A ideia é ajudar os produtores a desenvolver os projetos de carbono nas suas propriedades dentro de um grande guarda-chuva de carbono agrícola, que é carbono no solo, e fazer a compra e a venda de crédito de carbono também.
Como esses projetos são desenvolvidos? É plantio de árvore?
Não necessariamente. A ideia é escolher o modelo de negócio que faz sentido para aquela região ou produtor. Pode ser plantio de floresta, mas também pode ser investir em genética e reduzir a idade de abate, ou mesmo recuperação de pastagem e integração lavoura-pecuária, que estoca carbono no solo.
Nós desenvolvemos projetos de carbono com o produtor, via My Carbon, compramos os créditos da cadeia produtiva e de qualquer produtor rural que queira participar do processo, e usamos para mitigar a nossa própria emissão. Estamos tentando fechar um ciclo junto com a cadeia produtiva
O desenvolvimento dos projetos leva no mínimo três ou quatro anos. Já estamos há dois anos desenvolvendo projetos e, daqui a pouco, vamos começar a ver produtor da Minerva tendo um segundo produto, que é o crédito de carbono. É quase que auxiliar a cadeia produtiva a enxergar que o negócio deles tem um potencial que vai além de produzir alimento. Ele vai estar sequestrando carbono e ganhando dinheiro com isso.
Você acredita que é possível ter um sistema pecuário grande com pouco impacto?
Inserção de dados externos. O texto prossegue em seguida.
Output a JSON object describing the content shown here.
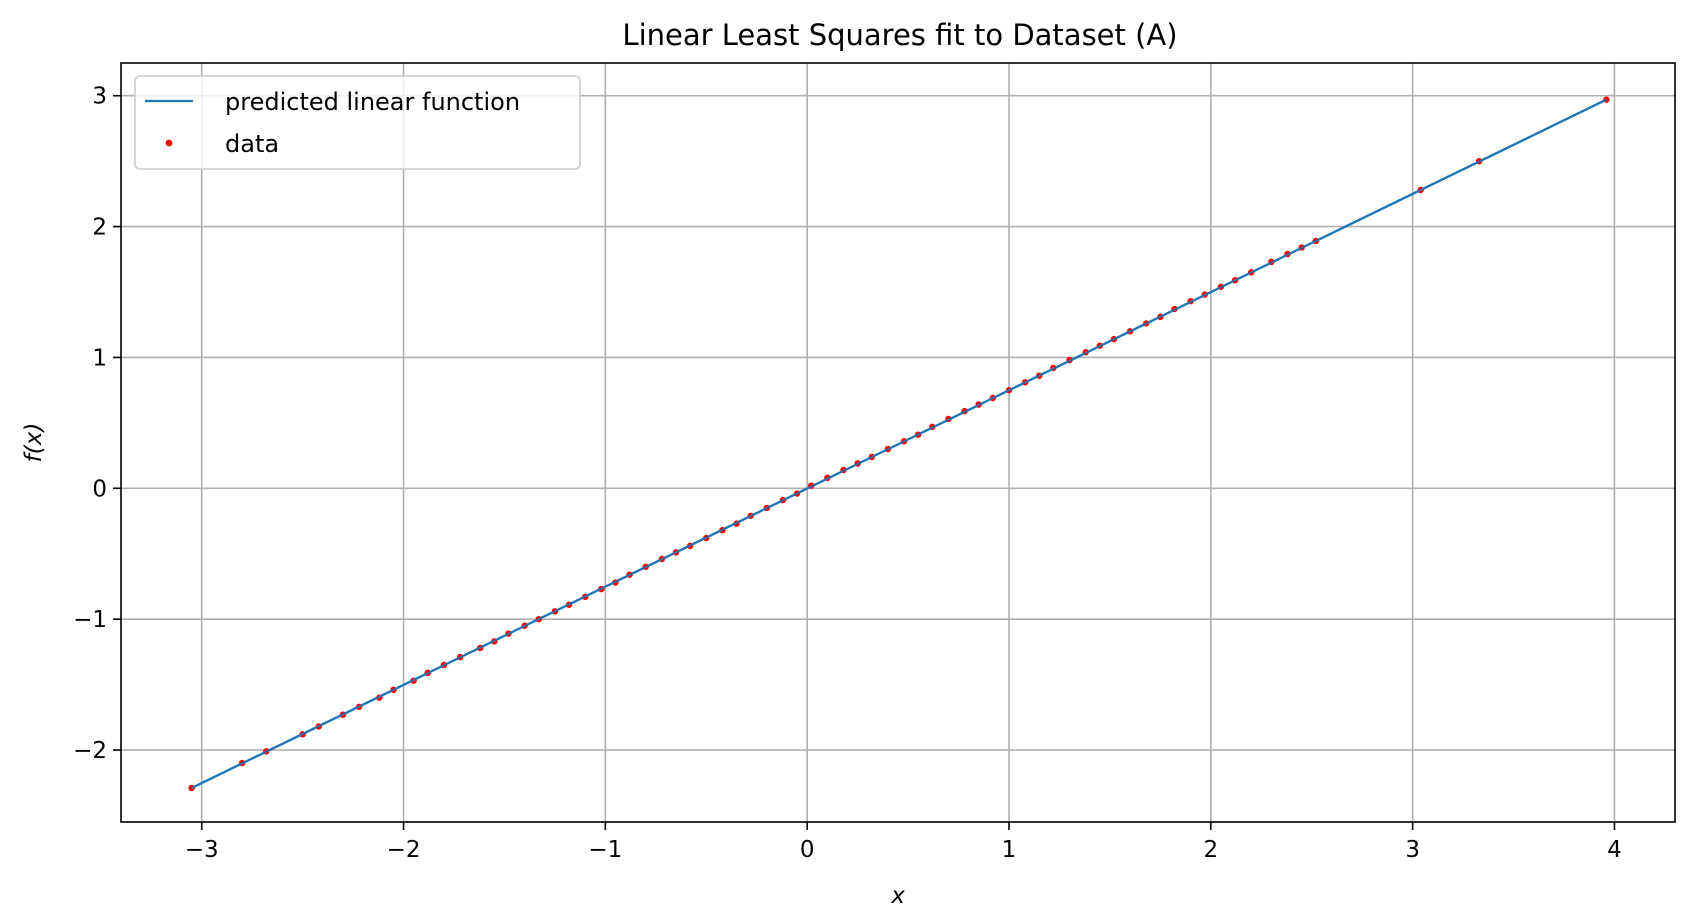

Acho que sim, porém [apenas] no longo prazo e de uma maneira muito colaborativa. Não vai ser só a iniciativa privada ou só a cadeia produtiva que vai conseguir mudar esse cenário. São muitos atores.
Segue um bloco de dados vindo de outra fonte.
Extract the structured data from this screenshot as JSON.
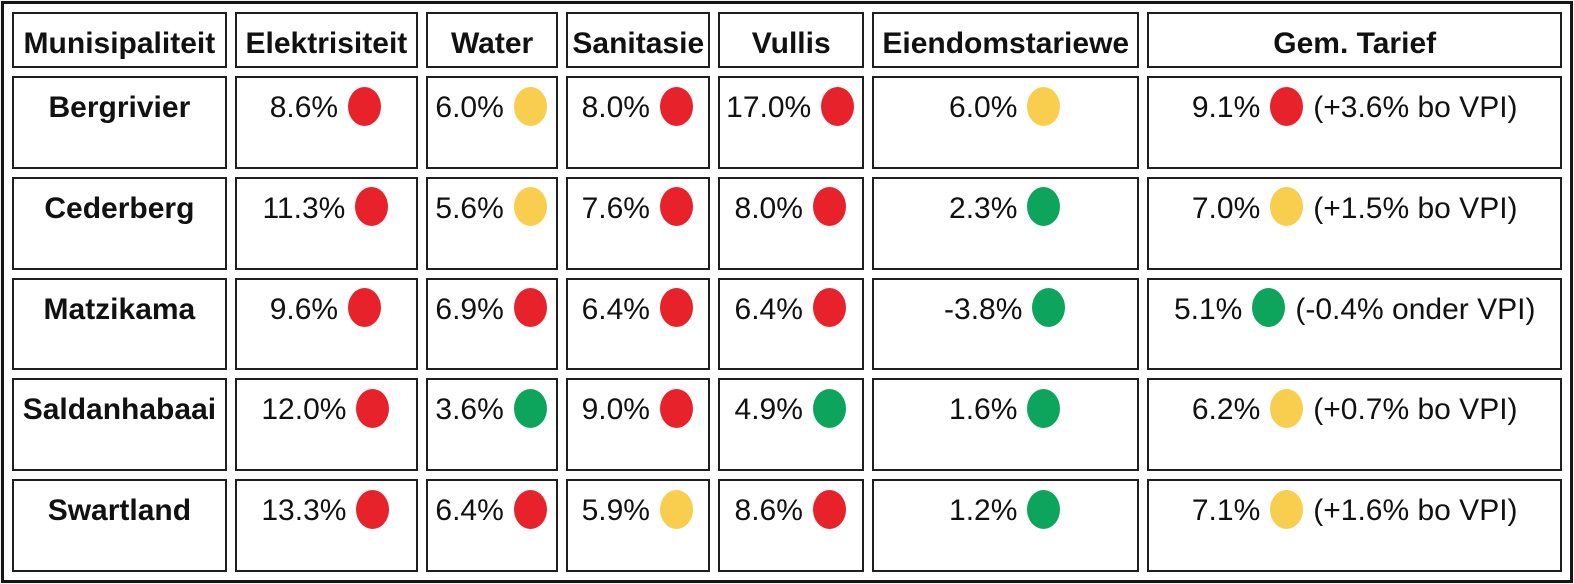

No curto prazo, o produtor que não se tecnificar, mesmo para atender o mercado nacional, com redução de idade de abate, investimento em bem-estar animal, recuperação de área degradada, investimento em sistemas integrados, vai ser cada vez mais expurgado do sistema… Porque o negócio dele não fica rentável
Por que o produtor da Minerva investe mais? Porque ele ganha mais. É até um pouco maldoso isso, mas o cara que tem mais e investe mais consegue mais crédito — e o pequeno fica expurgado desse universo.